Valve offered a blunt account of what buying RAM looks like during the current memory shortage, claiming that suppliers effectively present companies with a price and allocation that they must either accept or risk losing access altogether.
Speaking to Gamers Nexus (via Kotaku) during its Steam Machine review, Valve engineer Pierre-Loup Griffais said the company had been unable to lock in long-term contracts with memory manufacturers.
“There’s no contracts. There’s nothing,” Griffais said, explaining that suppliers instead provide Valve with a new price and a fixed quantity that it can purchase each month.
The arrangement is apparently not much of a negotiation. Valve can accept the offer or decline it, but Griffais claimed that saying no could mean the supplier “never” speaks to the company again.

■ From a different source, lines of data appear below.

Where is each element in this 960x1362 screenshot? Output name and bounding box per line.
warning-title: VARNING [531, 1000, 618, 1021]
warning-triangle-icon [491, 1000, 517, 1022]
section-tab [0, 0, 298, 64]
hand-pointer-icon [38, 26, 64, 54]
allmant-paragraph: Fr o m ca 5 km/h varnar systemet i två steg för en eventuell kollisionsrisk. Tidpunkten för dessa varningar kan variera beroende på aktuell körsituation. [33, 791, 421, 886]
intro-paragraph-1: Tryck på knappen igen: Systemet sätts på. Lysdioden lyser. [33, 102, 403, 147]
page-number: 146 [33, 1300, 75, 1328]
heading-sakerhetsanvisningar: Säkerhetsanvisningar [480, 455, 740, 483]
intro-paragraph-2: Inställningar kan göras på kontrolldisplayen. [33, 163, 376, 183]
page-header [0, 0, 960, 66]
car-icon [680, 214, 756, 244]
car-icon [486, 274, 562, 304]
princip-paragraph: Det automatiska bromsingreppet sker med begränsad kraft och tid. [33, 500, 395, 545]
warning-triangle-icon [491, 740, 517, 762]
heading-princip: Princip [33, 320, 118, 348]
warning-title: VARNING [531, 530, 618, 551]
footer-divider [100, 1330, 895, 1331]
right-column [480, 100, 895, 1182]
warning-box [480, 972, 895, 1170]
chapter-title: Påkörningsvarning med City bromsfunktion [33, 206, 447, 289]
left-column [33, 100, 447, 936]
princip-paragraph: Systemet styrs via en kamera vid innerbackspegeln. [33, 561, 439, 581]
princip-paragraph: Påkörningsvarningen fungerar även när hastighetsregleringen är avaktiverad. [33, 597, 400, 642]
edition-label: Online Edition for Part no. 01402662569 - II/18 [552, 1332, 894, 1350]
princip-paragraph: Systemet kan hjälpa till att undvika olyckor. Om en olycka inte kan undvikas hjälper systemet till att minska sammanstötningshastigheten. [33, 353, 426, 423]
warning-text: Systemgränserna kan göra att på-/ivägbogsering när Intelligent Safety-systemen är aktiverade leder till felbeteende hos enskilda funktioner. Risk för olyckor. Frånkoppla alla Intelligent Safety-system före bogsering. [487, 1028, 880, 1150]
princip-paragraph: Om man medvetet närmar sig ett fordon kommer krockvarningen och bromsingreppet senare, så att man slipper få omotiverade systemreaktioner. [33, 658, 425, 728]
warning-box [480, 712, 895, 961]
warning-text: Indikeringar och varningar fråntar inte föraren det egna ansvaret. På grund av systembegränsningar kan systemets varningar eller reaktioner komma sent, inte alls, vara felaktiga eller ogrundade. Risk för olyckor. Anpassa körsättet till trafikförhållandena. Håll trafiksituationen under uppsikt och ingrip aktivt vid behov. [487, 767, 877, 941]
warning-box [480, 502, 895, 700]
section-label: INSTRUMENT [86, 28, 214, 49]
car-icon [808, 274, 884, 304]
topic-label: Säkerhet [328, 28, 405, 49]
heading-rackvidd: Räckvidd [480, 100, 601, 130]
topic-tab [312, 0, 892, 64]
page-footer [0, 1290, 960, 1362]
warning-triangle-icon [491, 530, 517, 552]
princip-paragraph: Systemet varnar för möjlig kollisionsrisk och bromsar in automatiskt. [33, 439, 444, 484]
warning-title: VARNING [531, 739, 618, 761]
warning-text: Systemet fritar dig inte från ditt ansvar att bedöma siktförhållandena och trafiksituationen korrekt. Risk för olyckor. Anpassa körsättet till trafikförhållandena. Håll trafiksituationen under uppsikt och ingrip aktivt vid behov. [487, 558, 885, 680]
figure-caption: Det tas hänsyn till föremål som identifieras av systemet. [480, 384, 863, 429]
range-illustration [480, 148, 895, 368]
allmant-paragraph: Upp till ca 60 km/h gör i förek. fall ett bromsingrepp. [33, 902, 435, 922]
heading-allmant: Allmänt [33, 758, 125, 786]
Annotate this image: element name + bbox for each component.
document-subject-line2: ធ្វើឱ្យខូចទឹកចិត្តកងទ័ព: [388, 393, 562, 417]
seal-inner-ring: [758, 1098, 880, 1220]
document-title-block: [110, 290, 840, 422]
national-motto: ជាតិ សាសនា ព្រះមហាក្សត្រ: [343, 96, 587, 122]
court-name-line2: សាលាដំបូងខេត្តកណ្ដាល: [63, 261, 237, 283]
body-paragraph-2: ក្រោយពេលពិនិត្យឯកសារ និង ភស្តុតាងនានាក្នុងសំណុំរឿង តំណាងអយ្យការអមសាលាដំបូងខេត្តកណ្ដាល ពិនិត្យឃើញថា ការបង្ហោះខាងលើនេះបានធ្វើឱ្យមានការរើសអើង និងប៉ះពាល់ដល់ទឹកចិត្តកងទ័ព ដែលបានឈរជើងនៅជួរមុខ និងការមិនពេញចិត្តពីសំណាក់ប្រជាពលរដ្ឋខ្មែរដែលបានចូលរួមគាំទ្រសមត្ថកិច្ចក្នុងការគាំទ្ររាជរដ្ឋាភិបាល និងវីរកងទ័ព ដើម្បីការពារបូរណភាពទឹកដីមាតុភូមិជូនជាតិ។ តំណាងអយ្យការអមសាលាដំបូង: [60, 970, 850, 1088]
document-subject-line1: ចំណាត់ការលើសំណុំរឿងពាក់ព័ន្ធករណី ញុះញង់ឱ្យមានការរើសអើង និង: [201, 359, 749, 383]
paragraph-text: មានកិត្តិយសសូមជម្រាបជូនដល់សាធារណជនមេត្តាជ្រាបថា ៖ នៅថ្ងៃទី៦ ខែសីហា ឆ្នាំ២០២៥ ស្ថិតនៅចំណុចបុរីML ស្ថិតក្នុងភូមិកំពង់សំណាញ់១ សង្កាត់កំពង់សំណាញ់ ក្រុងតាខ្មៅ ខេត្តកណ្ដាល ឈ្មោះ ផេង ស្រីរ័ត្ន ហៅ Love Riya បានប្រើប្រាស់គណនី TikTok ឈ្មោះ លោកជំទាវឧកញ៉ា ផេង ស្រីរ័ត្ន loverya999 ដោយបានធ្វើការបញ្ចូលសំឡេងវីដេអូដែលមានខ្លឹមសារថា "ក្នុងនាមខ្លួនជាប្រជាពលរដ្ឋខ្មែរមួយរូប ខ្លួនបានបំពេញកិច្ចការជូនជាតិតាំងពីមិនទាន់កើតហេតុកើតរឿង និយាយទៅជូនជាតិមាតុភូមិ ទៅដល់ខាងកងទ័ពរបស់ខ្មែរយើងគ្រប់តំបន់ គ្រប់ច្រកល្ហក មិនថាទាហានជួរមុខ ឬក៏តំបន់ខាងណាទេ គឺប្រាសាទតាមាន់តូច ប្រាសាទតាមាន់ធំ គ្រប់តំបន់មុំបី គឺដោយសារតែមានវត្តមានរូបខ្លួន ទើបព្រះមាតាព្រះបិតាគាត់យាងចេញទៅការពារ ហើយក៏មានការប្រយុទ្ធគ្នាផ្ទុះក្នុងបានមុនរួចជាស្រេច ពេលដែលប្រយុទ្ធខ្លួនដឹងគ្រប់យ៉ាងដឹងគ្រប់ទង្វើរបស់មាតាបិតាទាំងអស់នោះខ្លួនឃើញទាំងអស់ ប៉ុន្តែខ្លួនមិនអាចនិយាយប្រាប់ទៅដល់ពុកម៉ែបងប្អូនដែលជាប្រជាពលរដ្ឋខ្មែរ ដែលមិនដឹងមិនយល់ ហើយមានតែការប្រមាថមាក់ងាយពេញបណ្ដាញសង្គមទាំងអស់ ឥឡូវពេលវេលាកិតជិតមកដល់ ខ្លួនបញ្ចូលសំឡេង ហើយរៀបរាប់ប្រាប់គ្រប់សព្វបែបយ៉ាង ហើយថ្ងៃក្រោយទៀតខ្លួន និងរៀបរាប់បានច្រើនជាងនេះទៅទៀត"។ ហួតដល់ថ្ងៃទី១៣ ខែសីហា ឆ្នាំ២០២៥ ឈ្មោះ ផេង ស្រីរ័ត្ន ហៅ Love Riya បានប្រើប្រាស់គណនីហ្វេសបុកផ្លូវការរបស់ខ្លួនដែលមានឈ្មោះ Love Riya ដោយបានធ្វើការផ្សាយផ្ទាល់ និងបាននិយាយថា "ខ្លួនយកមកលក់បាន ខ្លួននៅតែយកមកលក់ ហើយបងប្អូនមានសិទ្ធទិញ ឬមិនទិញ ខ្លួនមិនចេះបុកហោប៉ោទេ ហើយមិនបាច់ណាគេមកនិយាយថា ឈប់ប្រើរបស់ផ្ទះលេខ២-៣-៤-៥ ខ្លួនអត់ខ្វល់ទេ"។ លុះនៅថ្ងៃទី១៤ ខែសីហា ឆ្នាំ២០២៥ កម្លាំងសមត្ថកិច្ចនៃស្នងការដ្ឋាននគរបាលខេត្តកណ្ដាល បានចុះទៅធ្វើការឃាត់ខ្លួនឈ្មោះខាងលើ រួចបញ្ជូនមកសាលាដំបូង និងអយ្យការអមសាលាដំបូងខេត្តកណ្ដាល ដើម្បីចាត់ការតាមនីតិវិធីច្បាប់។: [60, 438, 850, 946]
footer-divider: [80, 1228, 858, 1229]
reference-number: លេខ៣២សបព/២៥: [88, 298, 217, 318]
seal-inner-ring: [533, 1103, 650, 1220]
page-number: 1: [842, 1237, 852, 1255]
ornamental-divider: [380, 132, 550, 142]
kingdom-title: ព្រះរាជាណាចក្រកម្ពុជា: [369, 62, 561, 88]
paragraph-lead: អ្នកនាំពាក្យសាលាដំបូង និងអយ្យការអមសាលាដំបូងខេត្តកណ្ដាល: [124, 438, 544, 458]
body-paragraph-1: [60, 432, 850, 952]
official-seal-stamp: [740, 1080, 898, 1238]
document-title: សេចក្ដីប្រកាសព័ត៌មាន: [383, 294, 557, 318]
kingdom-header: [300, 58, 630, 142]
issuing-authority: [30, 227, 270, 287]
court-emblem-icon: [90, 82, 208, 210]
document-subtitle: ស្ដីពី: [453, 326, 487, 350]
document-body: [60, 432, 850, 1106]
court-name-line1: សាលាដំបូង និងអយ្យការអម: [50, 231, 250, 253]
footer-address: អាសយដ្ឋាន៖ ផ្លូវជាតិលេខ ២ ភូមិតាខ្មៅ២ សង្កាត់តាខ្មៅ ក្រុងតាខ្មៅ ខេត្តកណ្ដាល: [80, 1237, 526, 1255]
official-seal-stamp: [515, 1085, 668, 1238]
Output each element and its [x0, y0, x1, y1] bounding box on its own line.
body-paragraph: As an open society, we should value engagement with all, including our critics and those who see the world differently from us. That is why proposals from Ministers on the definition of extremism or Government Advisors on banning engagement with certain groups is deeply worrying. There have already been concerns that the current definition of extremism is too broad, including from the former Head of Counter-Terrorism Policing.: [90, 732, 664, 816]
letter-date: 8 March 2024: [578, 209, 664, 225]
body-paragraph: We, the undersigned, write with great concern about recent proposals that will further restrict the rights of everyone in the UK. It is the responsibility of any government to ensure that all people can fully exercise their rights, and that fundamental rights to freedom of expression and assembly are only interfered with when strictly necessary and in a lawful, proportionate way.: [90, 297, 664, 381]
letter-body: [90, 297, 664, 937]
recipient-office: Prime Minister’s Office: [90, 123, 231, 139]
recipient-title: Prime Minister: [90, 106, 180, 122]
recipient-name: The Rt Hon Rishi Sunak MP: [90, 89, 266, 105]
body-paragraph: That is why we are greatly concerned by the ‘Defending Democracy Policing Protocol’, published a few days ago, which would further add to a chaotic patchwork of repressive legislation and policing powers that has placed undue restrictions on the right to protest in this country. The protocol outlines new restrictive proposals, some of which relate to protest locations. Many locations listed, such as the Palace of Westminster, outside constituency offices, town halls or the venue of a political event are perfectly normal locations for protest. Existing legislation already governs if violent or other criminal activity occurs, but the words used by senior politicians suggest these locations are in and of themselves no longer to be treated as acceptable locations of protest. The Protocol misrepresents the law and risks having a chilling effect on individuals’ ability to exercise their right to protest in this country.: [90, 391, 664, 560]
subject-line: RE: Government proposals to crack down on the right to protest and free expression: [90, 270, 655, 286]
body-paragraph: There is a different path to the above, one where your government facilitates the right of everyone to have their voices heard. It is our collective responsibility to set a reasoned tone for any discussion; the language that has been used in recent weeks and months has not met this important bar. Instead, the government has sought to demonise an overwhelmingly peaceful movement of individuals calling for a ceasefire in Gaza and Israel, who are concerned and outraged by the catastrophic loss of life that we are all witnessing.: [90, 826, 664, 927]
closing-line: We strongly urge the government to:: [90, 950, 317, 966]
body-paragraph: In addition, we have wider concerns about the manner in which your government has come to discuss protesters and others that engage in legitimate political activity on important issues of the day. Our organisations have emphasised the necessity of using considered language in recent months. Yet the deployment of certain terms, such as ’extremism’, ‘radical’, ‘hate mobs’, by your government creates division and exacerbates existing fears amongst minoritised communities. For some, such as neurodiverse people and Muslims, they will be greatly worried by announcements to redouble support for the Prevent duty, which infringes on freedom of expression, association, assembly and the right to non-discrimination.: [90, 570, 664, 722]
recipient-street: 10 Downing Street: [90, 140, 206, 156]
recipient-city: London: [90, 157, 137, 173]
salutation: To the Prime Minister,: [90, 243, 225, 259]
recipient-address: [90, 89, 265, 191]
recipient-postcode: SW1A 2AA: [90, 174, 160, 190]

RAM suppliers control both price and availability
The comments paint a particularly harsh picture of the current memory market, where a relatively small number of manufacturers, including Samsung, Micron and SK Hynix, produce most of the world’s DRAM.
Companies purchasing memory are not simply dealing with higher prices. According to Valve, they also have limited control over how much RAM they can obtain, when it will become available and how far in advance they can plan production.
That makes budgeting and manufacturing considerably more difficult for a hardware product such as the Steam Machine. Valve cannot reliably secure a fixed quantity of RAM at an agreed price months or years ahead, leaving component costs vulnerable to frequent changes.
The company previously said that shortages affecting memory and storage had forced it to reconsider the Steam Machine’s original pricing and release plans.
The final system is priced at $1,049 for the 512GB model, while the 2TB version costs $1,349. Adding a Steam Controller increases those prices to $1,128 and $1,428, respectively.
Valve is also not subsidising the Steam Machine in the way console manufacturers sometimes subsidise hardware and recover the cost through software, subscriptions or a closed digital storefront. The company says the device is being sold at approximately the cost of its components, making changes in RAM and storage prices more visible in the final retail price.
Steam Machines may use different RAM configurations
The supply problems have also affected how the Steam Machine is assembled.
Valve says units may ship with either a single 16GB DDR5 module or two 8GB modules, depending on what components the company can obtain. Both configurations provide the advertised total of 16GB, but the two-module setup can operate in dual-channel mode and offer greater memory bandwidth.
Gamers Nexus noted that dual-channel memory is technically the better configuration. However, Valve engineer Yazan Aldehayyat said the company did not find any measurable difference between the two arrangements during its gaming tests.
That may vary depending on the game or workload, but Valve appears confident that the difference will not materially affect the typical Steam Machine experience.
The RAM itself is replaceable, so owners receiving a single-module system should have the option of adding or changing memory later, although working inside the compact Steam Machine will be less straightforward than upgrading a conventional desktop PC.
AI demand is reshaping the consumer memory market
The wider memory shortage has been linked heavily to growing demand from AI companies and data centres, which purchase large volumes of memory and storage hardware.
For manufacturers, supplying major enterprise customers can be considerably more profitable than selling consumer RAM kits or allocating components to smaller hardware projects.
Micron demonstrated that shift in late 2025 when it announced that it would exit the Crucial consumer business. The company explicitly attributed the decision to AI-driven data-centre growth and said it wanted to improve supply for larger strategic customers in faster-growing markets.
Valve is a major company, but its hardware output remains small compared with the quantities ordered by hyperscalers building enormous AI data centres. Its account suggests that even an established business with a successful product such as the Steam Deck does not have enough purchasing power to secure favourable long-term memory deals.
For consumers, the consequences are already visible through higher PC component prices, more expensive gaming hardware and products that may ship with different internal configurations depending on whichever parts manufacturers can secure.
FAQ
Why is the Steam Machine so expensive?
Valve says the Steam Machine’s price reflects increased RAM and storage costs, limited component availability and its decision not to subsidise the hardware. The 512GB model costs $1,049, while the 2TB version costs $1,349.
Will every Steam Machine have the same RAM configuration?
No. Valve says Steam Machines may include either one 16GB DDR5 module or two 8GB modules, depending on available supply. Both configurations provide 16GB of total system memory.
Does single-channel RAM reduce Steam Machine performance?
Dual-channel memory provides more bandwidth and can perform better in some workloads. However, Valve says its gaming tests found no measurable performance difference between the Steam Machine’s single-module and dual-module configurations.